Recently, she’s cared for two COVID-19 patients in the Monterey Bay area. She’s now considering offering her services in New York City, a coronavirus hotspot. While the pandemic hasn't quite hit their area as hard as other parts of the country, he said they are debating if SkyeNora will be needed more in their area in the coming weeks.
“It is debatable if our local hospitals are adequately prepared for what is coming,” James Rendon explained.
Polly Peace, executive director of the Country Children’s Center
Now that schools are closed due to the pandemic, childcare workers like Peace are still providing essential services for families. However, since most schools are not equipped for this sudden transition, she said the responsibility fell upon the childcare community to work with the schools to provide the needed care.
“I am so impressed by the bravery and commitment of our staff,” Peace said. “I know there are many other centers serving this crucial need, as well. I just want to make sure that childcare gets proper recognition for the essential role it is playing now, and actually every day, in preserving our economy and nurturing America's children.”
The Country Children’s Center in Westchester County, New York is working with four school districts, as well as caring for their own enrolled children up to the age of 5.
“At the onset, I was really unsure if any of our staff would agree to work under these new conditions,” Peace said. “However, to my amazement, many have willingly come forward and stepped up.”
Bria White, community activist
When White heard about the shortage of all protective masks, she decided to make her own and distribute them to people who need them. She hopes to fill the gap until the government starts a flowing supply chain of masks, or until she runs out of supplies.
“Like a shoemaker's elf, each night and all weekend I cut and sewed masks,” White explained. “I even recruited my partner to help. He learned to cut using a pattern. We sewed and sewed. We became a well-oiled mask producing machine ... I am not accepting payments. Just prayers and well wishes. Being able to supply these masks helps me to fight off the feeling of helplessness. It also brings hope to my community.”
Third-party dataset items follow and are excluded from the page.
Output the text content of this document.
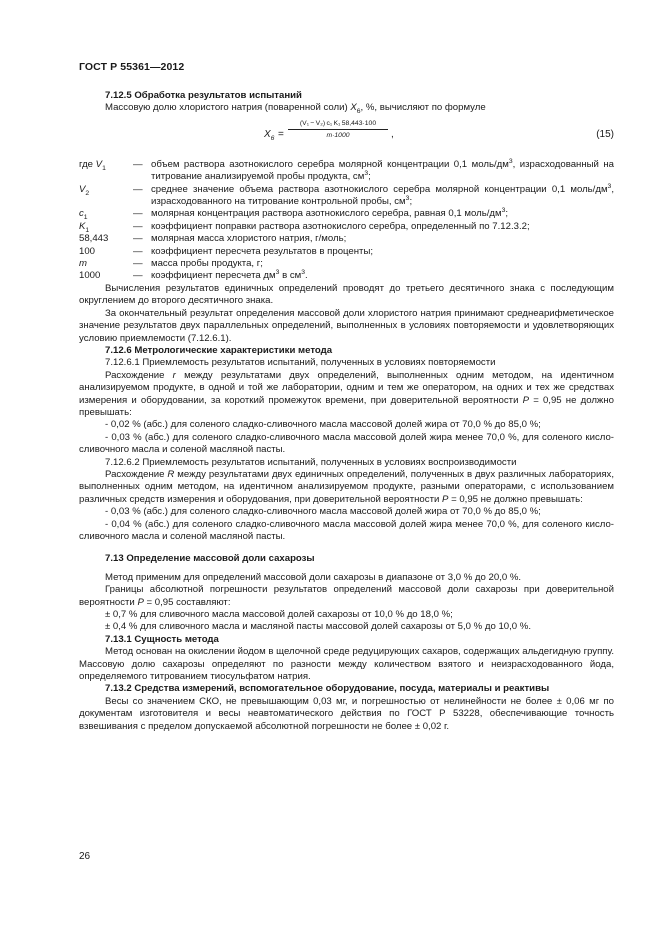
ГОСТ Р 55361—2012

7.12.5 Обработка результатов испытаний

Массовую долю хлористого натрия (поваренной соли) $X_6$, %, вычисляют по формуле

$X_6 = \frac{\text{(V₁ − V₂) c₁ K₁ 58,443·100}}{m\cdot 1000}$ ,	(15)
где $V_1$	— объем раствора азотнокислого серебра молярной концентрации 0,1 моль/$дм^3$, израсходованный на титрование анализируемой пробы продукта, $см^3$;
$V_2$	— среднее значение объема раствора азотнокислого серебра молярной концентрации 0,1 моль/$дм^3$, израсходованного на титрование контрольной пробы, $см^3$;
$c_1$	— молярная концентрация раствора азотнокислого серебра, равная 0,1 моль/$дм^3$;
$K_1$	— коэффициент поправки раствора азотнокислого серебра, определенный по 7.12.3.2;
58,443	— молярная масса хлористого натрия, г/моль;
100	— коэффициент пересчета результатов в проценты;
m	— масса пробы продукта, г;
1000	— коэффициент пересчета $дм^3$ в $см^3$.

Вычисления результатов единичных определений проводят до третьего десятичного знака с последующим округлением до второго десятичного знака.

За окончательный результат определения массовой доли хлористого натрия принимают среднеарифметическое значение результатов двух параллельных определений, выполненных в условиях повторяемости и удовлетворяющих условию приемлемости (7.12.6.1).

7.12.6 Метрологические характеристики метода

7.12.6.1 Приемлемость результатов испытаний, полученных в условиях повторяемости

Расхождение r между результатами двух определений, выполненных одним методом, на идентичном анализируемом продукте, в одной и той же лаборатории, одним и тем же оператором, на одних и тех же средствах измерения и оборудовании, за короткий промежуток времени, при доверительной вероятности P = 0,95 не должно превышать:

- 0,02 % (абс.) для соленого сладко-сливочного масла массовой долей жира от 70,0 % до 85,0 %;

- 0,03 % (абс.) для соленого сладко-сливочного масла массовой долей жира менее 70,0 %, для соленого кисло-сливочного масла и соленой масляной пасты.

7.12.6.2 Приемлемость результатов испытаний, полученных в условиях воспроизводимости

Расхождение R между результатами двух единичных определений, полученных в двух различных лабораториях, выполненных одним методом, на идентичном анализируемом продукте, разными операторами, с использованием различных средств измерения и оборудования, при доверительной вероятности P = 0,95 не должно превышать:

- 0,03 % (абс.) для соленого сладко-сливочного масла массовой долей жира от 70,0 % до 85,0 %;

- 0,04 % (абс.) для соленого сладко-сливочного масла массовой долей жира менее 70,0 %, для соленого кисло-сливочного масла и соленой масляной пасты.

7.13 Определение массовой доли сахарозы

Метод применим для определений массовой доли сахарозы в диапазоне от 3,0 % до 20,0 %.

Границы абсолютной погрешности результатов определений массовой доли сахарозы при доверительной вероятности P = 0,95 составляют:

± 0,7 % для сливочного масла массовой долей сахарозы от 10,0 % до 18,0 %;

± 0,4 % для сливочного масла и масляной пасты массовой долей сахарозы от 5,0 % до 10,0 %.

7.13.1 Сущность метода

Метод основан на окислении йодом в щелочной среде редуцирующих сахаров, содержащих альдегидную группу. Массовую долю сахарозы определяют по разности между количеством взятого и неизрасходованного йода, определяемого титрованием тиосульфатом натрия.

7.13.2 Средства измерений, вспомогательное оборудование, посуда, материалы и реактивы

Весы со значением СКО, не превышающим 0,03 мг, и погрешностью от нелинейности не более ± 0,06 мг по документам изготовителя и весы неавтоматического действия по ГОСТ Р 53228, обеспечивающие точность взвешивания с пределом допускаемой абсолютной погрешности не более ± 0,02 г.

26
Jill Harper, certified registered nurse anesthetist
Harper is a nurse anesthetist at Valley Anesthesia at the Lewis Gale Hospital in Roanoke, Virginia.
“(She’s) courageously fighting COVID-19 on the frontlines ... It is my understanding that anesthesiologists have one of the more dangerous roles being so upfront and close to patients,” Jill’s sister-in-law Kim said.
Cindy Erickson, registered nurse in the ICU
Erickson’s husband Bill O’Neil describes her as his “hero” as she’s on the front lines of the ICU at Glenbrook Hospital in Glenview, Illinois.
Kwesi Ablordeppey, executive board member
Kwesi Ablordeppey is an executive board member at Service Employees International Union, Local 888 where he said takes care of veterans at Holyoke Soldiers Home in Braintree, Massachusetts. “I love what I do,” said Ablordeppey.